Ainsi une étude minitieuse de l'hébreu au triple point de vue graphique, morphologique et lexicologique, permet de tirer des conclusions intéressantes que corroborent la psychologie et les travaux biologiques d'un L Bourdel et de l'autre, J.Genevay ( Voir leur livre 'Sang, Tempérament, Travail et Races, paru aux Ed. de la Librairie Maloine, en 1946).
Pour cnclure sur ce chapître, signalons l'étude du juif André Chedel, dans son essai "Judaïsme et Christianisme" ( publié en 1951, aux Editions de la Cité), qui écrit : "Le temps et l'espace n'existent pas pour le Juif.
Est-ce à dire que ce dernier, non assimilé n'attend pas avec impatience la 'venue du Messie' et se trouve bien hors de Palestine ? Non. Toute la littérature pieuse, tant en yiddish qu'en hébreu, nous prouve le contraire. D'ailleurs, le vrai juif n'est pas à l'aise sur la terre ; d'où son inquiétude et des bizarreries qu'elle engendre.
C'est ce que les non-Juifs qualifient, mais à tort, de 'complexe d'infériorité'. Cette inquiétude se manifeste également dans ce goût de l'évasion, du mouvement qui réside dans le coeur de chaque Israëlite, ce qui fait dire à M. S. van Praag , dans la "Revue Juive", du mois de décembre 1938,à la page 128, que, " Le Juif n'est pas employé de bureau ; il est de préférence commis voyageur." Or, comme le dit si bien André Chédel, "Le vrai Juif est un rêveur et un imaginatif, pour lui le négoce n'est qu'un pis-aller. Autour de lui, ilne voit pas des ennemis, mais des frères. Son premier réflexe est tout inclinaison et confiance. Les Juifs ont entre eux une mystérieuse harmonie de sentiments qui, régie par le monothéïsme, peut faire de leur peuple l'agent conciliateur international dont parlent les prophètes.
Nous avons parlé du Juif et du judaïsme, voyons à présent les Chrétiens et la lecture de son Nouveau Testament, qui est pour lui, la base du chrstianisme.
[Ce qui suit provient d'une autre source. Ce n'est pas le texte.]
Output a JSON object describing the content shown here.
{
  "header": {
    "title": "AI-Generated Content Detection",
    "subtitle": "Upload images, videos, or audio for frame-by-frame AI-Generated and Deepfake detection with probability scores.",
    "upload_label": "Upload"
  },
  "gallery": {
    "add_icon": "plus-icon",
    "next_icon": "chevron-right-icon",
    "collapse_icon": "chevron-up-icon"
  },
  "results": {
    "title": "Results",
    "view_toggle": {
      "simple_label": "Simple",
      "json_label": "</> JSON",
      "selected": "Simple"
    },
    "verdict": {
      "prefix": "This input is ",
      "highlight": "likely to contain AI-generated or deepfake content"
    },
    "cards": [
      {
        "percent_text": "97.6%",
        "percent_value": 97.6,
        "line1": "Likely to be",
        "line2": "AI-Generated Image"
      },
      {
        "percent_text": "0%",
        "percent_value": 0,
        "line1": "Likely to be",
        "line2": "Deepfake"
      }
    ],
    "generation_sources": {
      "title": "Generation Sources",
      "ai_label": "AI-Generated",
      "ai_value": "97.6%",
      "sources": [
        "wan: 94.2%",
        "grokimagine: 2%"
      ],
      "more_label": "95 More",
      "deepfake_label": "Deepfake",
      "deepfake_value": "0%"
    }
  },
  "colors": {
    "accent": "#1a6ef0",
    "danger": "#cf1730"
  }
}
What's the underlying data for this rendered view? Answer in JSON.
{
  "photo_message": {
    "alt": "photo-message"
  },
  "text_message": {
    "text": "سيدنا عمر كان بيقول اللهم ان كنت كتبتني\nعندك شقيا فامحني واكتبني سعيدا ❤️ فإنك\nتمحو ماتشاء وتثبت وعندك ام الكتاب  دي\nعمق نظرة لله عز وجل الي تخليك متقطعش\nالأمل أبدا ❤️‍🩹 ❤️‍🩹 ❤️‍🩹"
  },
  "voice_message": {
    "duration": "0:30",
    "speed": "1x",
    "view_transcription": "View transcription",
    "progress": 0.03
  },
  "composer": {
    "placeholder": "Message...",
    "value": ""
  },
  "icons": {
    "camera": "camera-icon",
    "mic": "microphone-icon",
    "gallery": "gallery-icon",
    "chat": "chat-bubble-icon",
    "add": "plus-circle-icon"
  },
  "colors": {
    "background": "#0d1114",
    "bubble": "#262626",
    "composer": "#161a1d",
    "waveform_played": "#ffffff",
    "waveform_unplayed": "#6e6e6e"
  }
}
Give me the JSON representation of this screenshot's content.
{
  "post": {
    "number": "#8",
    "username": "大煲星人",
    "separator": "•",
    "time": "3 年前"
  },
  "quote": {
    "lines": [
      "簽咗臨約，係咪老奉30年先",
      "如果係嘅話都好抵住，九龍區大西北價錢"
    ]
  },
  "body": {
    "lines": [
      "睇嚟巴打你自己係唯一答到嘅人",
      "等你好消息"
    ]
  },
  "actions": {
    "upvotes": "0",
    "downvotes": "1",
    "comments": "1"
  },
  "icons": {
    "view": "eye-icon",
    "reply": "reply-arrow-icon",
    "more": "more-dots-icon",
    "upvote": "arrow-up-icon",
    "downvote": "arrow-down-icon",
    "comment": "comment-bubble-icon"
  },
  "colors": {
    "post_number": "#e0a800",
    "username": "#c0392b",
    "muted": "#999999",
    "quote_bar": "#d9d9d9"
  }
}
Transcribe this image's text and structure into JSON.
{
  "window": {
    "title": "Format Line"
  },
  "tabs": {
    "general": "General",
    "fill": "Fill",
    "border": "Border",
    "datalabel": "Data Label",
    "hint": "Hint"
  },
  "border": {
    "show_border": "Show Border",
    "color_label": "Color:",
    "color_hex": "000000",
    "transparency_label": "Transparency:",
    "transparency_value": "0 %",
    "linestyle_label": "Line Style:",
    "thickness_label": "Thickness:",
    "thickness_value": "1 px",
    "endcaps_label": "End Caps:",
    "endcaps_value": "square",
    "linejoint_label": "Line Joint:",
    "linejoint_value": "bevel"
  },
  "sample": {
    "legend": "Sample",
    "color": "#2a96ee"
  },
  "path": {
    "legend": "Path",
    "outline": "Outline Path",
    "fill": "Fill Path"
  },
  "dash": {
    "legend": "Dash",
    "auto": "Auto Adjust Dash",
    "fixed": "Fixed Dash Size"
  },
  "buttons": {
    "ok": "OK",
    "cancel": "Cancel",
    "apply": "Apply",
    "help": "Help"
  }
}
Dès son apparition, celui-ci fut en possession d'un 'Livre Sacré' : la Bible juive. (ou l'ancien Testament). Ainsi, le christianisme plonge ses racines dans le terrain judaïque. Il est fondé sur la personne de Jésus-Christ. Fils de Dieu. Le christianisme se fonde sur la "Révélation divine" inaugurée par l'Ancien Testament et pleinement manifestée dans l'enseignement (la "Bonne Nouvelle") de Jésus-Christ, Fils de Dieu le Père, et considéré comme le "Sauveur" du monde. Jésus est l'envoyé de Dieu.
Jésus est né dans la ville de Galilée appelée Nazareth. Son père, Joseph, et sa mère Marie, reçurent la nouvelle de l'arrivée de l'enfant par l'intermédiaire de l'Ange Gabriel , qui s'était d'abord présenté à Elisabeth : "je me présente, je suis l'ange Gabriel. Je me tiens devant Dieu, qui m'a envoyé pour te parler et t'annoncer cette nouvelle. La nouvelle de de ton bébé. Alors, voici : tu vas devenir muet et tu resteras incapable de parler jusqu'au jour où ce que je viens de t'annoncer se réalisera. Il en sera ainsi parce que tu n'as pas cru à mes paroles qui s'accompliront au temps prévu."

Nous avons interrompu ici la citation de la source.